- Research Project
Modelling tests of a mudslide in Upper Emmental
BFH researchers are analysing the impact of a mudslide in Upper Emmental using a realistic testing rig replicated on a scale of 1:30. The project seeks to develop measures to prevent a possible mudslide causing the nearby River Emme to burst its banks.
- Lead department Architecture, wood and civil engineering
- Institute Institute for Urban Development and Infrastructure
- Duration (planned) 30.11.2020 - 30.04.2021
- Project management Dr. Jolanda Jenzer Althaus
- Head of project Dr. Jolanda Jenzer Althaus
Gemeinde Schangnau, OIK IV
- Keywords Mudslide, Upper Emmental, river engineering, modelling
There have been two major mudslides in Upper Emmental since 2000. The damage caused has been manageable so far.

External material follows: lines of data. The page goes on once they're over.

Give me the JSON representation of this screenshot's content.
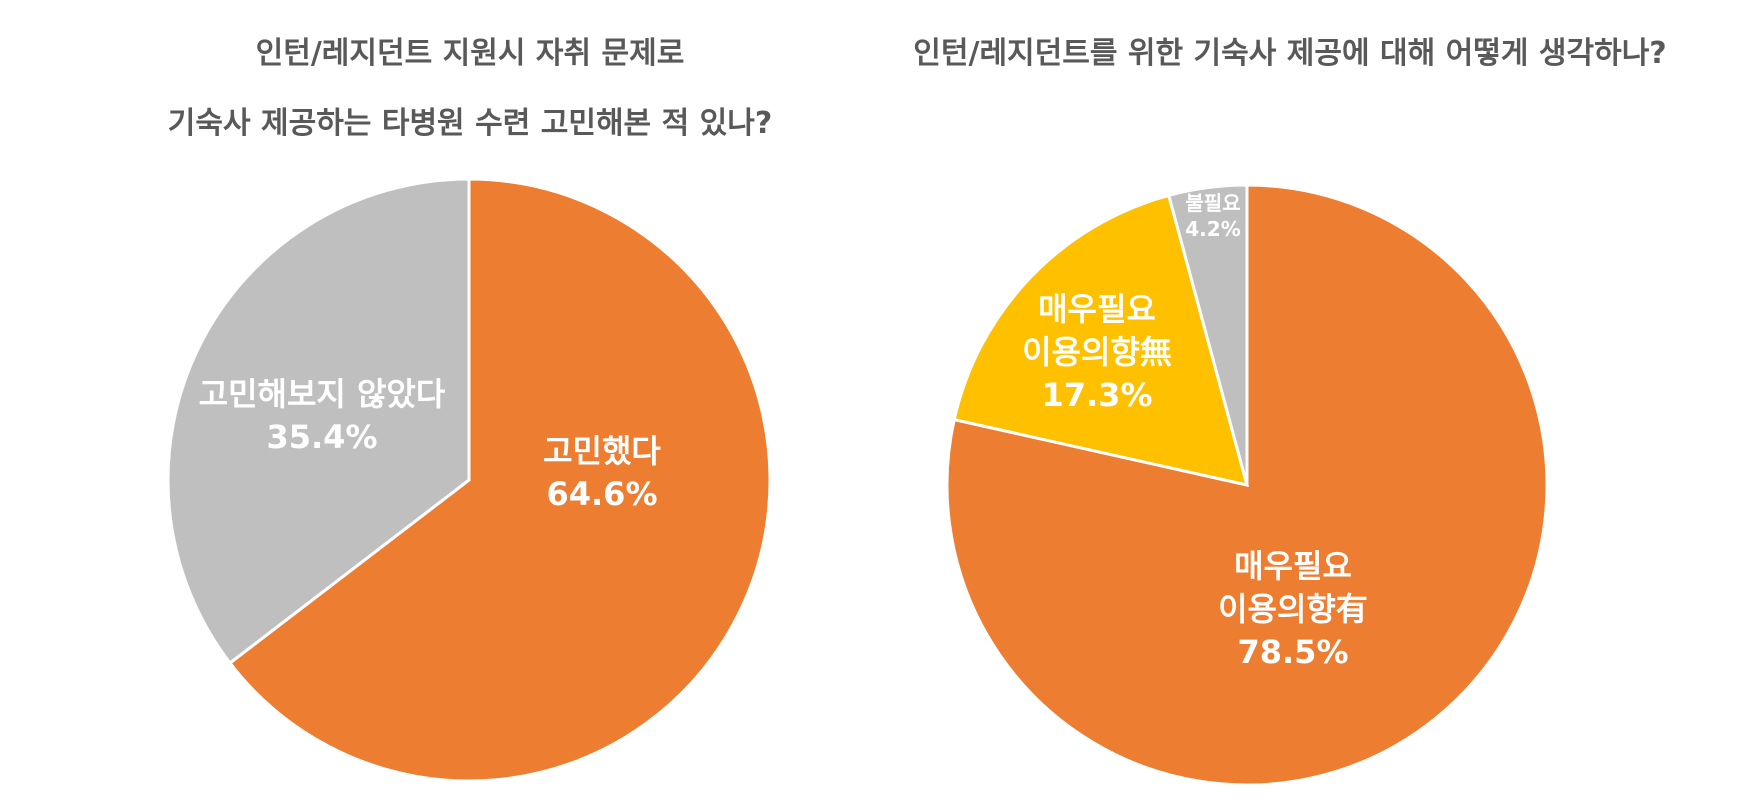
{
  "chart_data": [
    {
      "type": "pie",
      "title": "인턴/레지던트 지원시 자취 문제로 기숙사 제공하는 타병원 수련 고민해본 적 있나?",
      "title_lines": [
        "인턴/레지던트 지원시 자취 문제로",
        "기숙사 제공하는 타병원 수련 고민해본 적 있나?"
      ],
      "slices": [
        {
          "label": "고민했다",
          "value": 64.6,
          "value_label": "64.6%",
          "color": "#ED7D31"
        },
        {
          "label": "고민해보지 않았다",
          "value": 35.4,
          "value_label": "35.4%",
          "color": "#BFBFBF"
        }
      ]
    },
    {
      "type": "pie",
      "title": "인턴/레지던트를 위한 기숙사 제공에 대해 어떻게 생각하나?",
      "slices": [
        {
          "label": "매우필요 이용의향有",
          "label_lines": [
            "매우필요",
            "이용의향有"
          ],
          "value": 78.5,
          "value_label": "78.5%",
          "color": "#ED7D31"
        },
        {
          "label": "매우필요 이용의향無",
          "label_lines": [
            "매우필요",
            "이용의향無"
          ],
          "value": 17.3,
          "value_label": "17.3%",
          "color": "#FFC000"
        },
        {
          "label": "불필요",
          "label_lines": [
            "불필요"
          ],
          "value": 4.2,
          "value_label": "4.2%",
          "color": "#BFBFBF"
        }
      ]
    }
  ]
}
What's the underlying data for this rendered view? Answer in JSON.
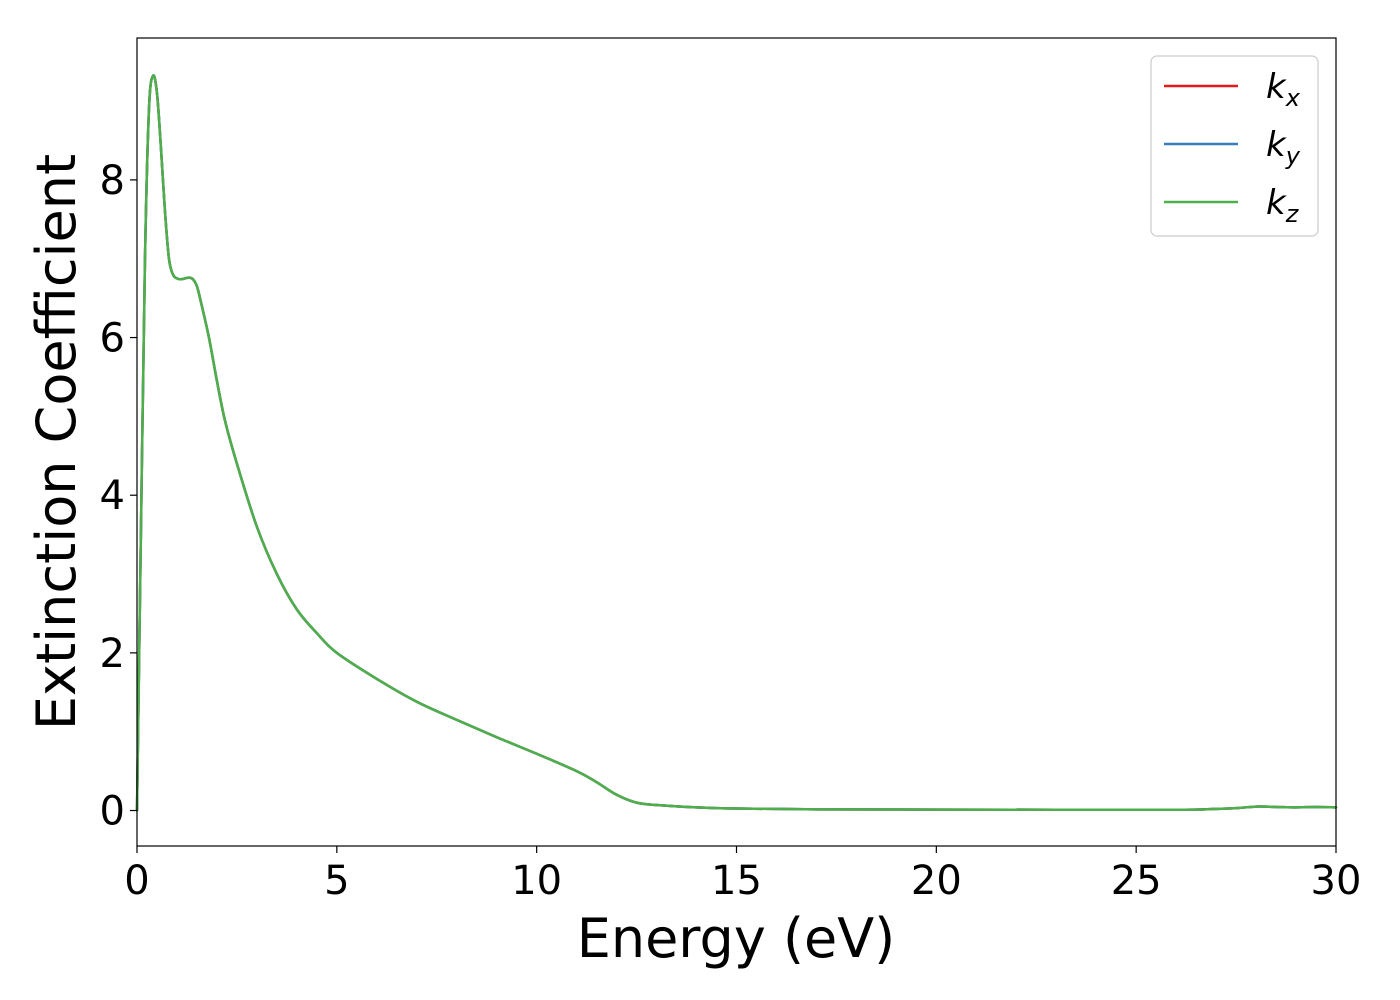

The danger of mudslides is nevertheless particularly high during the warm, rainy summers. The Schangnau Flood Protection Agency wishes to be equipped to deal with a more severe mudslide in the event of bad weather in future which could cause the River Emme to burst its banks and lead to flooding.
Bern University of Applied Sciences is analysing how a mudslide in Upper Emmental might actually unfold. The aim is to develop measures to prevent the River Emme from bursting its banks in the event of a mudslide and to avoid flood damage to buildings and harm to people in the local area.
A model rig is being used to test the impact of a mudslide in Upper Emmental at BFH’s Burgdorf Tiergarten site. The area at risk in Emmental was measured by students. A model was then replicated on a scale of 1:30 (4.5 m wide, 10 m long and around 2.5 m high).
The first of around 30 tests in total began in mid-December 2020. A mudslide of sand, gravel and water was dropped into the model trench. Researchers observed the behaviour of the mudslide, where it broke through the trench, how much debris was deposited in the neighbouring wood and how much ended up in the River Emme.
The research team led by Dr Jolanda Jenzer Althaus are recording the results using laser measuring devices and high-speed cameras and are documenting their observations. Further tests aim to develop measures to prevent too much mudslide debris being deposited in the River Emme. If too much debris ends up on the riverbed, the River Emme could overflow, causing flood damage to buildings and harm to people in the local area.